Gilbert pulled her over in the Holiday gas station parking lot. He and another officer noted that Friars smelled strongly of alcohol, according to the report, and Gilbert noted her eyes were bloodshot and watery.
Gilbert said Friars failed a test in which a driver’s pupils jerk or twitch involuntarily. She also had a little trouble with the “walk and turn” test and standing on one leg, according to the report.
Friars said that’s because she was tired after working two jobs that day. She also was on the “HGC diet” — eating just 500 calories a day and getting regular injections of a hormone supplement. The regimen sometimes made her dizzy, she told one of the officers involved in her arrest. She also said she’d been to the dentist that day for five fillings and received nitrous oxide.
The officers arrested her and impounded her Charger. Friars said she was shocked. She’d only had one drink, nearly an hour before she got in the car. She said any additional smell of alcohol on her came from a job serving drinks at the Spenard Roadhouse.
An officer administered a breath test at the Anchorage Jail. The first was thrown out because of equipment error (the reading was 0.03, Friars said). The next reading was 0.00, according to Friars and to police. Friars said she blew all zeroes three times.
Friars said she offered to work with the officers in any way to clear the arrest. But after her breath test showed zeroes, she said she didn't want to provide a blood sample. She was about to be released from jail on her own recognizance after the test proved she didn't have alcohol in her system, she said in an interview this week. Why would she want to spend any more time in police custody giving blood?

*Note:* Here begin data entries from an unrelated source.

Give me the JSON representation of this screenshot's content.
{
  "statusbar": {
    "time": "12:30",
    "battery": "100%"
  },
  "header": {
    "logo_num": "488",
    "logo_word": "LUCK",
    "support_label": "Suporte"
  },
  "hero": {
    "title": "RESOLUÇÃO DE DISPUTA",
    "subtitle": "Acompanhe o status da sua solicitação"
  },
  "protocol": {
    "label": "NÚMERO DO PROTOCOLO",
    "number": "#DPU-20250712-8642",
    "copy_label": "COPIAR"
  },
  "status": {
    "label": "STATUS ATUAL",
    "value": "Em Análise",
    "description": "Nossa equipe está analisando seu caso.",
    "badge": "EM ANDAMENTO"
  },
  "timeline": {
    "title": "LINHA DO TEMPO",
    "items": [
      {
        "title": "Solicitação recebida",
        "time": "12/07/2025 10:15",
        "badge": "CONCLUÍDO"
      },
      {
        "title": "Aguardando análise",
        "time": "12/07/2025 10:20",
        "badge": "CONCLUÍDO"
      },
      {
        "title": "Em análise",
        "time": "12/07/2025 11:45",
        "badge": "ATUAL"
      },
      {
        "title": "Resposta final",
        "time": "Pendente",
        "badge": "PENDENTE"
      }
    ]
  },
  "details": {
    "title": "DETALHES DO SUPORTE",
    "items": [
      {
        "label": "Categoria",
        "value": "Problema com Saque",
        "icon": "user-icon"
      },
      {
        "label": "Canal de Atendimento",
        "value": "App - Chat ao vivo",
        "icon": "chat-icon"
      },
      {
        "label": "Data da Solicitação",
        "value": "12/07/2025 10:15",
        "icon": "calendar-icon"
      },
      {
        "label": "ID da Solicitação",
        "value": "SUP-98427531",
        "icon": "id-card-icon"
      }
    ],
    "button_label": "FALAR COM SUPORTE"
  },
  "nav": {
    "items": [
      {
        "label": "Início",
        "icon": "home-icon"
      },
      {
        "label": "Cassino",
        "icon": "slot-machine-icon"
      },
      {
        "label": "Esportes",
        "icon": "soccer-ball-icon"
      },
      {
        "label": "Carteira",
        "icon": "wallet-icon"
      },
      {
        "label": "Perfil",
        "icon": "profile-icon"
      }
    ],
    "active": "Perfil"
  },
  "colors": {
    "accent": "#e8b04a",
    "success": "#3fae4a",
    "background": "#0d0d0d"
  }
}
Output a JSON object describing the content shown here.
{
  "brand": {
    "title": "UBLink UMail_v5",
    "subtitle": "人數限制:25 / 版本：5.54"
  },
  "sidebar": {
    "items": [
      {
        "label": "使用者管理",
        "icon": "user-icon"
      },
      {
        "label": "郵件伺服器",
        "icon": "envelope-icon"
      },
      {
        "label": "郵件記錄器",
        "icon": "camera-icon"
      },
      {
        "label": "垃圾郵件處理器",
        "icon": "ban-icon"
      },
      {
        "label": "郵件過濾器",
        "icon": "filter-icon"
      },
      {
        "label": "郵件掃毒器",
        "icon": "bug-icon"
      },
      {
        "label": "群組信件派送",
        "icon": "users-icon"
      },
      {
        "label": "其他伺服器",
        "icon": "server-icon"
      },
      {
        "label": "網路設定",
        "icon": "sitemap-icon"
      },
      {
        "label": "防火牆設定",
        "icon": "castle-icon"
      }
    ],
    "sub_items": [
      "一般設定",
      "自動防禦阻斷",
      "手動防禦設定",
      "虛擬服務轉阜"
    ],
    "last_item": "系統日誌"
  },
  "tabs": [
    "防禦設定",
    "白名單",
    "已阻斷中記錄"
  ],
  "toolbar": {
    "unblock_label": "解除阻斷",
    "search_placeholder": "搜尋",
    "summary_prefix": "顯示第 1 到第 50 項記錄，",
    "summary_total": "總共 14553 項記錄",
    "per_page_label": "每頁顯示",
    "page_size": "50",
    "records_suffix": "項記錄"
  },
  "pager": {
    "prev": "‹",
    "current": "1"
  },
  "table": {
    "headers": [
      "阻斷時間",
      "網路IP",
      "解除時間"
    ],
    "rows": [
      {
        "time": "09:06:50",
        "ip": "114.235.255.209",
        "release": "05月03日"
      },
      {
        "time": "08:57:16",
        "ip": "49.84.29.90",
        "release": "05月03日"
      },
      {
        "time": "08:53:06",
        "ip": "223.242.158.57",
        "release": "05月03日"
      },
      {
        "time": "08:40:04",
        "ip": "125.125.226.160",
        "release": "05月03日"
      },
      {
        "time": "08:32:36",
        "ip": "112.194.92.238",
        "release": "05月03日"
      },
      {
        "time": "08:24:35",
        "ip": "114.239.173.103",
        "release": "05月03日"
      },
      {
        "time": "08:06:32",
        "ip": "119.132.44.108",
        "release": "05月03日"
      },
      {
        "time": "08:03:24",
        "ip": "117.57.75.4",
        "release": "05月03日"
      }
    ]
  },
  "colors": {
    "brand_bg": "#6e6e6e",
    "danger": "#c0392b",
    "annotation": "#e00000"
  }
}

Friars twice said she overheard an officer at the jail talking to another officer on the phone about her breath test results. She said she heard the officer say something into the phone to the effect of, "Well, if you want to get a search warrant, you're going to have to do the footwork."
The report indicates nothing about obtaining a search warrant to get a blood draw from Friars.
An Anchorage police officer known as the force’s DUI expert said it looks like the officers involved “dropped the ball” during the processing phase of the Friars arrest.
Once Friars blew all zeroes on her breath test, a drug-recognition expert should have been called to evaluate her for impairment by substances besides alcohol, said Officer Steve Dunn, who was not personally involved in the arrest but reviewed the seven-page arrest report earlier this month. No such expert was called in, Dunn said.
A driver doesn’t have to submit to analysis by the expert, he said. If they don’t, then officers can request a search warrant to draw blood for testing. Arrestees have several choices, Dunn said: they can offer blood for testing or get their blood tested by an independent lab. If they refuse, police can get a search warrant for a blood sample.
“Without a blood test, in her case it’s hard to say whether she had something else on board,” he said.
And indeed, a municipal prosecutor subsequently reviewing the case “did not feel there was enough evidence” to press charges against Friars, said municipal prosecutor Cynthia Franklin.
Any legal review has to meet the standard of beyond a reasonable doubt and this case didn’t meet that standard, Franklin said.
But the system worked the way it’s supposed to, she said. Officers “erring on the side of keeping the public safe arrested a driver who violated traffic laws and seemed impaired” she said. A magistrate thought the arrest stood up, given the probable cause involved.
Imagine the opposite scenario: an officer makes contact with a driver and isn’t sure she’ll register over the legal limit and lets her off, Franklin said.
“He cuts her loose and then she goes and kills someone,” she said, continuing her hypothetical scenario. “They’re just always going to err on the side of taking someone in.”